This is a simple HTTP API for the Llama 2 LLM. It is compatible with the ChatGPT API, so you should be able to use it with any application that supports the ChatGPT API, by changing the API URL to http://localhost:5000/chat
.
After installing Llama 2 from the official repo, clone this repository into the Llama repo or just copy api.py
from this repo to the root of the Llama repo.
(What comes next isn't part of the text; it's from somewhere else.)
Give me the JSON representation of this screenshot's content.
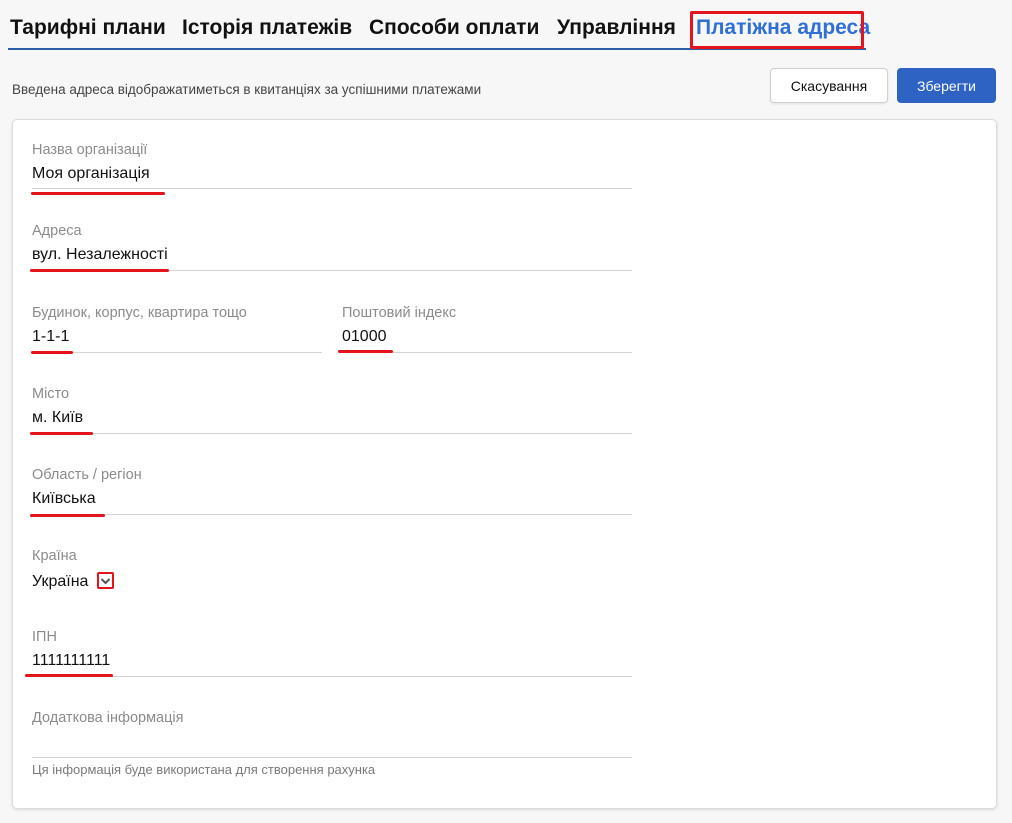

You can also install this repo directly with pip install -e .
which will also install Flask and Llama. Then you just need to copy your Llama checkpoint directories into the root of this repo, named llama-2-[MODEL]
, for example llama-2-7b-chat
.
Then just run the API:
$ ./api.py --model 7b-chat
After that, you will have a Llama 2 API running at http://localhost:5000/chat
To allow access from the public, use the command:
$ ./api.py --host 0.0.0.0
You can also specify a --port
and other command line arguments (see --help
)
If your checkpoint directory is not in the standard location, you can use the --ckpt_dir
flag to set the correct path:
$ ./api.py --ckpt_dir /path/to/model
This is a very simple implementation and doesn't support all the same features as the ChatGPT API (token usage calculation, streaming, function calling etc.)
If the API is called with streaming=true
, it will respond with a single event with the whole response.
The API does not require any authentication.